Witaj, nieznajomy!

Wygląda na to, że jesteś tutaj nowy. Jeśli chcesz wziąć udział, należy kliknąć jeden z tych przycisków!

PPR

135

Komentarz

  • Elunia powiedział(a):
    Ja żyję jeszcze bardziej amiszowato, bo dla mnie ważne jest środowisko i zwierzęta. Kupuję 80% używanych rzeczy, mebli itp.wymieniam sie, przerabiam. Mięso od znajomych, ale jak nie mają to też kupie w sklepie. Warzywa i owoce tez staram sie lokalnie, chociaż awokado też nie pogardzę. Od czasu jak mam więcej świadomości to nie da sie inaczej.

    ja bym tak chciała, ale mieszkam w Wawie. I tutaj kręcą lody na takich, co tak chcą. To znaczy to lokalnie itd. Skrajny przykład to np. niedawna afera z marką Veclaim (ja tam nie kupuję, żeby nie było wątpliwości). Trzeba mieć świadomość, co, gidze i jak, żeby ta amiszowatość miała sens. Ja mam do najbliższego rolnika pewnie godzinę autem w jedną stronę. Nawet więcej nie kupię, bo nie mam gdzie trzymać. Każdą sobotę spędzać na kupowaniu marchewki to też tak średnio. Eko targi nie na moją kieszeń. A na warzywa od rolnika już się nieraz nacięłam - sprzedawane 2x drożej z marketu...

    U nas największy problem to... prezenty. Dostane. Zanim coś kupię, to się 10x zastanawiam - co z tym zrobię, gdzie będę trzymać? Czy to się ładnie zestarzeje czy raczej brzydko zniszczy? Czy da się to odnowić, naprawić, przerobić? Posłuży mi rok czy raczej 20? Będzie ktoś to chciał ode mnie kupić/wziąć? Ale dostajemy, ciągle dostajemy... nie umiem jakoś z tego wybrnąć.
  • A ja uważam, że konkretnie płacąc Netflixowi, wiedząc, jaką ma politykę, świadomie dokładamy do tego, co on wspiera. I mydlenie teraz oczu, że trzeba być czystym w całości, to matactwo. Nie wszystko można zrobić na raz, z różnych powodów, bywa to drogą na lata, ale akurat sprawa mediów nie jest kluczowa dla życia i tu decyzja może być podjęta w ciągu minuty.
  • @Ania D. tylko też masz różnych ludzi o różnych poglądach. Dla ciebie lgbt to zło dla mnie też nie jest to coś co bym wsparła, reszta ma to gdzieś, nawet katolicy pewnie też. 

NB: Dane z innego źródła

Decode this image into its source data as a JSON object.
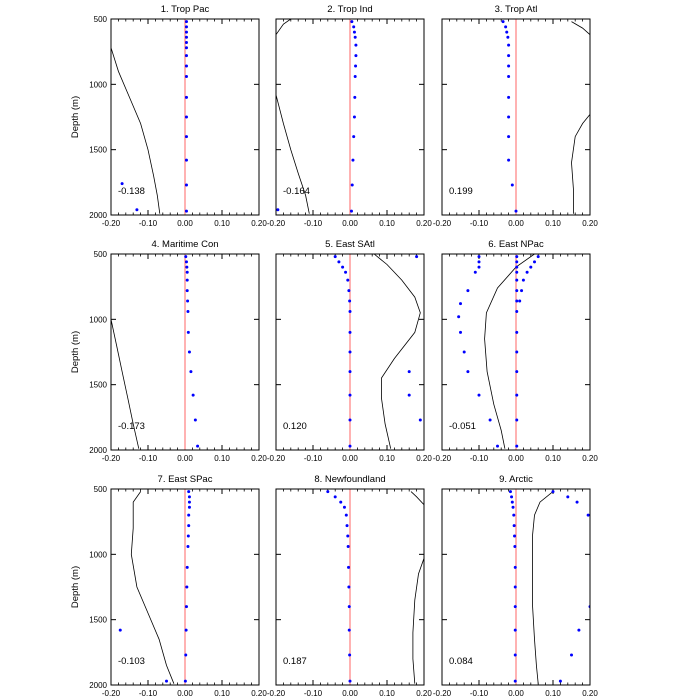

    Jesli chcemy zmiany to trzeba zacząć oglądać inne serwisy, np katolickie albo coś innego lub wcale. 

    I tu też powinna obowiązywać uczciwość - nie płacę za netflix nie oglądam jego seriali na innych serwisach które umieszczają je bez zgody twórców. 
  • Elunia powiedział(a):
    @malagala my od dawna promujemy przyjmowanie i dawanie prezentów "przeżyciowych", no chyba, ze to mały chłopczyk marzący o jakimś tam rodzaju lego :)
    Wszelkie bilety na koncerty, teatry, lotnicze, kursy, skoki i takie różne w zależności od okazji i możliwości.
    lubie to ;) nasi nieco za mali jeszcze, ale już kombinuję w te stronę. W Wawce prezent przezyciowy jest niestety kilka razy droższy od jakiejś plastikowej jednorazowej zabawki albo nawet lego... Najlepszy prezent to czas, uwaga. U nas. Rodzina daleko, chrzestni różnie. Dojazd do znajomych to godzina w jedną stronę (wliczając pakowanie maluchów do auta). Takie realia. Wiec ten czas skupiony na być to jest tak naprawdę najlepsze. A prezent przezyciowy w wieku przedszkolnym wcale nie musi nic kosztować...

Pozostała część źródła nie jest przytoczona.